具体的なコスト削減方法
具体的にコスト削減に努める方法を見ていこう。すでに自社で実施していることもあるかもしれないが、まだ取り組めていないものがあればぜひ参考にして欲しい。
家賃
店舗の家賃は、売上にかかわらず毎月発生する固定費だ。立地や広さなどによっても相場は異なるが、金額的にも販管費に占める割合が特に大きく、高すぎる場合は経営を圧迫してしまう。家賃を抑えるために、まず取り組みたいのが減額交渉だ。コロナ禍で廃業を余儀なくされる飲食業者が増えているなか、家賃を理由に退去されることを避けたい貸主もいるはずだ。
そのため長期入居の意志を示しながら丁寧に交渉を試してみよう。自分で交渉するのが難しい場合は、家賃交渉を代行してくれる会社の利用を検討するのも選択肢の一つ。例えば不動産鑑定士などが相場を見定め交渉してくれる。店舗を移転しても構わなければ、テナントが空き始めているこの時期をチャンスと捉えて引っ越すのも一つの手だ。
今より安い家賃というだけでなく、しっかりとした立地選定を行うと良い。
水道光熱費
飲食店では、水道や電気、ガスの使用量が多くなりやすい。節水・節電・節ガスの心がけは大切だが、店舗規模や営業時間などを考慮しながら適する契約プランに見直すのが効率的だ。また冷蔵庫や冷凍庫、エアコンなどの設備が古い場合には、電源効率の良い新しい設備に変えるだけでも電気代の節約につながる。
設備投資は大きな支出を伴う。しかし店舗では、一般的に客の入りが少なくても空調設備を回転させる必要性を意識すると費用対効果も検討できるはずだ。水道料金は、自治体に減免制度がないか確認してみよう。例えば東京都では、パン製造小売業や日本そば・中華そば店、民生食堂・大衆食堂などいくつかの飲食事業者が申請できる下水道料金の減免制度を設けている。
各自治体では、それぞれに申請条件を設けているため自治体に確認してほしい。
仕入れ費
近年は、原材料費が上がっているが、飲食代金への転嫁や質の低下は客離れのリスクを伴うため、最後の手段に留めたい。
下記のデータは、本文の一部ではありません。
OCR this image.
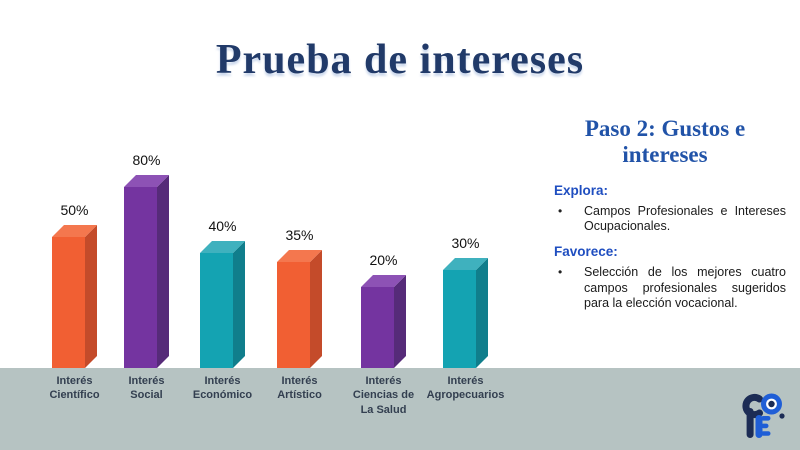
Prueba de intereses
50%
80%
40%
35%
20%
30%
Interés
Científico
Interés
Social
Interés
Económico
Interés
Artístico
Interés
Ciencias de
La Salud
Interés
Agropecuarios
Paso 2: Gustos e intereses
Explora:
•	Campos Profesionales e Intereses Ocupacionales.
Favorece:
•	Selección de los mejores cuatro campos profesionales sugeridos para la elección vocacional.
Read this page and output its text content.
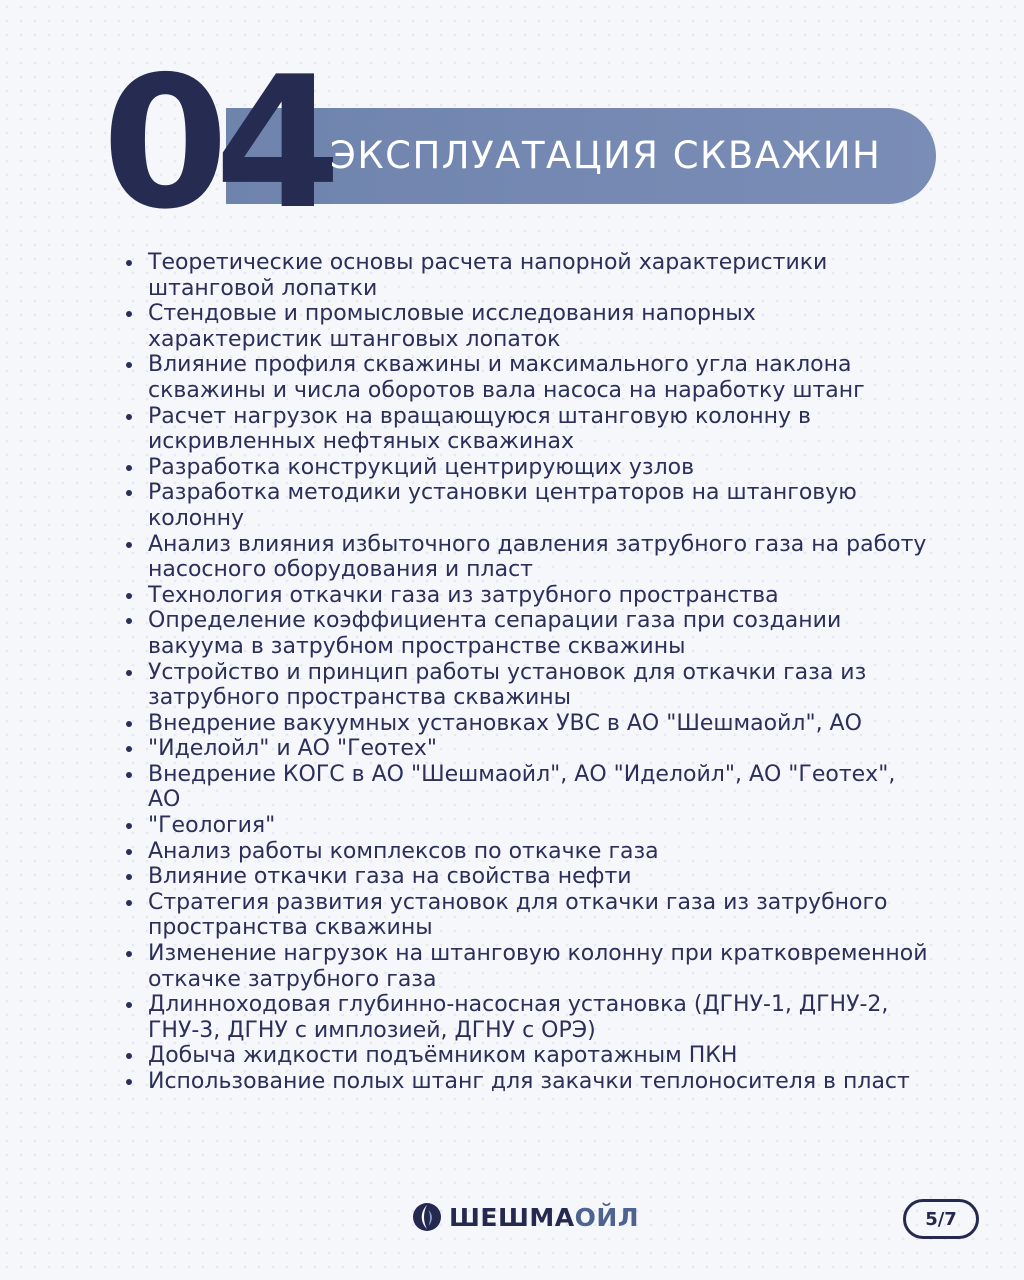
04 ЭКСПЛУАТАЦИЯ СКВАЖИН
Теоретические основы расчета напорной характеристики штанговой лопатки
Стендовые и промысловые исследования напорных характеристик штанговых лопаток
Влияние профиля скважины и максимального угла наклона скважины и числа оборотов вала насоса на наработку штанг
Расчет нагрузок на вращающуюся штанговую колонну в искривленных нефтяных скважинах
Разработка конструкций центрирующих узлов
Разработка методики установки центраторов на штанговую колонну
Анализ влияния избыточного давления затрубного газа на работу насосного оборудования и пласт
Технология откачки газа из затрубного пространства
Определение коэффициента сепарации газа при создании вакуума в затрубном пространстве скважины
Устройство и принцип работы установок для откачки газа из затрубного пространства скважины
Внедрение вакуумных установках УВС в АО "Шешмаойл", АО
"Иделойл" и АО "Геотех"
Внедрение КОГС в АО "Шешмаойл", АО "Иделойл", АО "Геотех", АО
"Геология"
Анализ работы комплексов по откачке газа
Влияние откачки газа на свойства нефти
Стратегия развития установок для откачки газа из затрубного пространства скважины
Изменение нагрузок на штанговую колонну при кратковременной откачке затрубного газа
Длинноходовая глубинно-насосная установка (ДГНУ-1, ДГНУ-2, ГНУ-3, ДГНУ с имплозией, ДГНУ с ОРЭ)
Добыча жидкости подъёмником каротажным ПКН
Использование полых штанг для закачки теплоносителя в пласт
ШЕШМАОЙЛ	5/7
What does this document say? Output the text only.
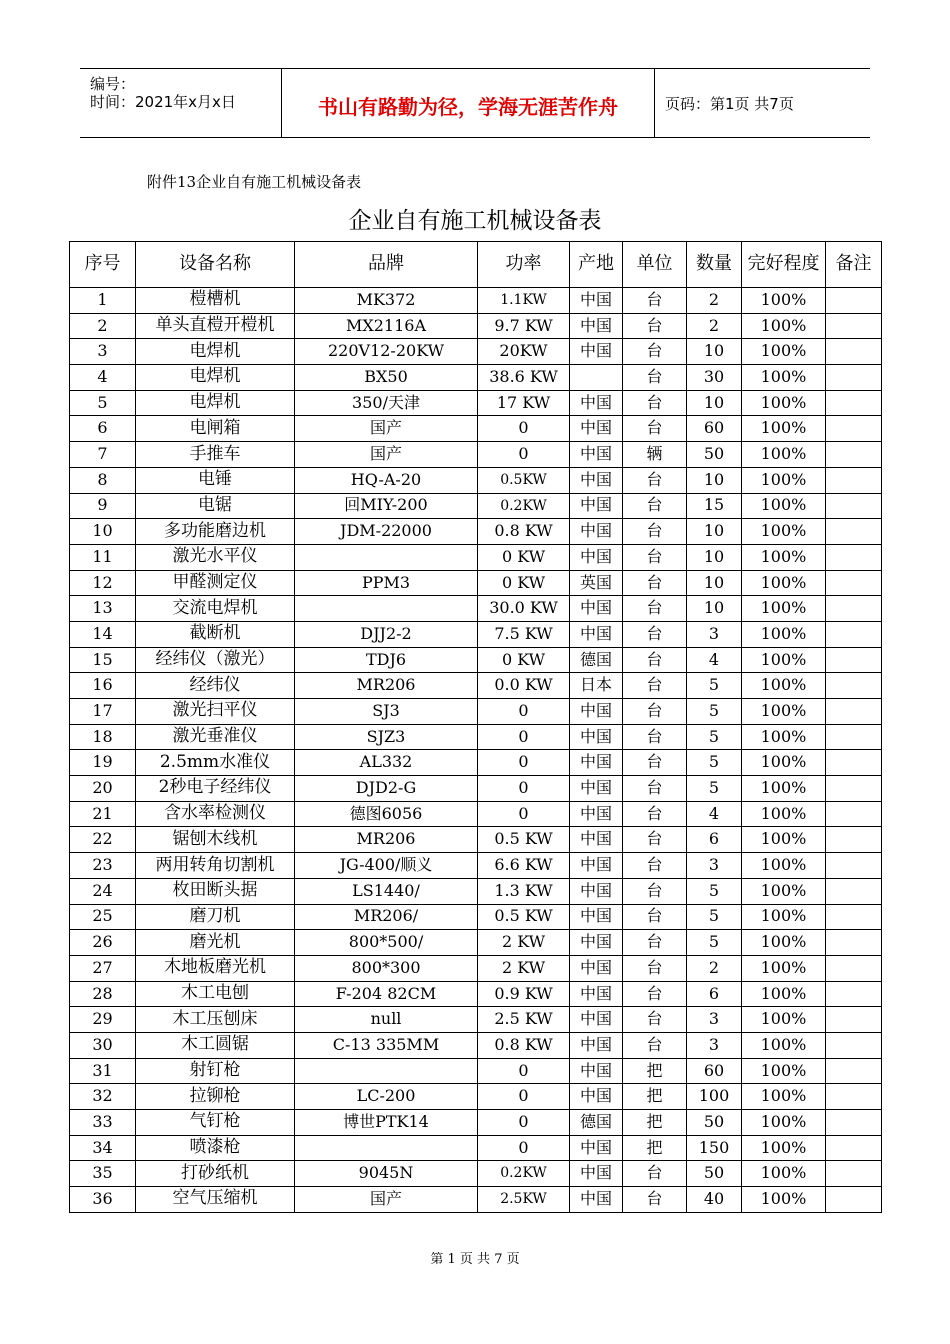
编号：
时间：2021年x月x日	书山有路勤为径，学海无涯苦作舟	页码：第1页 共7页
附件13企业自有施工机械设备表
企业自有施工机械设备表
序号	设备名称	品牌	功率	产地	单位	数量	完好程度	备注
1	榿槽机	MK372	1.1KW	中国	台	2	100%	
2	单头直榿开榿机	MX2116A	9.7 KW	中国	台	2	100%	
3	电焊机	220V12-20KW	20KW	中国	台	10	100%	
4	电焊机	BX50	38.6 KW		台	30	100%	
5	电焊机	350/天津	17 KW	中国	台	10	100%	
6	电闸箱	国产	0	中国	台	60	100%	
7	手推车	国产	0	中国	辆	50	100%	
8	电锤	HQ-A-20	0.5KW	中国	台	10	100%	
9	电锯	回MIY-200	0.2KW	中国	台	15	100%	
10	多功能磨边机	JDM-22000	0.8 KW	中国	台	10	100%	
11	激光水平仪		0 KW	中国	台	10	100%	
12	甲醛测定仪	PPM3	0 KW	英国	台	10	100%	
13	交流电焊机		30.0 KW	中国	台	10	100%	
14	截断机	DJJ2-2	7.5 KW	中国	台	3	100%	
15	经纬仪（激光）	TDJ6	0 KW	德国	台	4	100%	
16	经纬仪	MR206	0.0 KW	日本	台	5	100%	
17	激光扫平仪	SJ3	0	中国	台	5	100%	
18	激光垂准仪	SJZ3	0	中国	台	5	100%	
19	2.5mm水准仪	AL332	0	中国	台	5	100%	
20	2秒电子经纬仪	DJD2-G	0	中国	台	5	100%	
21	含水率检测仪	德图6056	0	中国	台	4	100%	
22	锯刨木线机	MR206	0.5 KW	中国	台	6	100%	
23	两用转角切割机	JG-400/顺义	6.6 KW	中国	台	3	100%	
24	枚田断头据	LS1440/	1.3 KW	中国	台	5	100%	
25	磨刀机	MR206/	0.5 KW	中国	台	5	100%	
26	磨光机	800*500/	2 KW	中国	台	5	100%	
27	木地板磨光机	800*300	2 KW	中国	台	2	100%	
28	木工电刨	F-204 82CM	0.9 KW	中国	台	6	100%	
29	木工压刨床	null	2.5 KW	中国	台	3	100%	
30	木工圆锯	C-13 335MM	0.8 KW	中国	台	3	100%	
31	射钉枪		0	中国	把	60	100%	
32	拉铆枪	LC-200	0	中国	把	100	100%	
33	气钉枪	博世PTK14	0	德国	把	50	100%	
34	喷漆枪		0	中国	把	150	100%	
35	打砂纸机	9045N	0.2KW	中国	台	50	100%	
36	空气压缩机	国产	2.5KW	中国	台	40	100%	
第 1 页 共 7 页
まずは、質を落とすことなく仕入れ費を抑えることに注力するべきだろう。仕入れ費を削減するには、いくつかの方法がある。例えば複数の仕入れ業者で見積もりを取ることで、より条件の良い業者から仕入れることができる。
ただし相見積もりを嫌う業者もいるため、注意したい。仕入れの量によっては、自ら足を運んで買うと配送費を節約できる。インターネットで価格調査をしながら交渉できる商材をあぶり出し、業者にその金額よりも安くしてもらえないか交渉してみるのも良いだろう。そのほかメニュー数を絞るのも有効だ。ロス削減にもつながる。
メニュー内容を変更するなら季節限定メニューを作り、季節物の安い食材を仕入れるのもおすすめだ。
人件費
店舗の運営を円滑に進めたり、良いサービスを提供したりするには、スタッフの存在は大切だ。しかし顧客の入り状況に対してスタッフの数が多すぎるようだと無駄な人件費を払っていることになる。この場合、曜日や時間ごとの売上傾向を把握し、適切なシフトに組み直すことを考えよう。
また一部作業をアウトソーシングしたり、キャッシュレス決済を導入したりすることでスタッフの業務負担を減らす方法もある。働きに合わせた給与見直しが行いやすくなるため、人件費削減につなげることが期待できるだろう。キャッシュレス決済のデータは、売上傾向分析にも活用できるため、シフト組みや効果的な仕入れにも役立つ。
リース費ほか
調理器具や冷蔵冷凍庫、食洗器、店舗什器などのリースを利用している飲食事業者も多いだろう。リースは、購入時にまとまった資金が不要な点が大きなメリット。しかしリース費として毎月確実に支払いが発生するため、削減できれば売上高営業利益率を改善しやすくなる。例えばマットレス交換の期間の延長や調理器具などのリース契約を見直してみよう。
助成金を使ってこれまでリースしていた器具や什器を購入するのも良い。ほかにも有線契約を解約したりゴミ処理やクリーニングを自身で行ったりして費用を削減することも検討したい。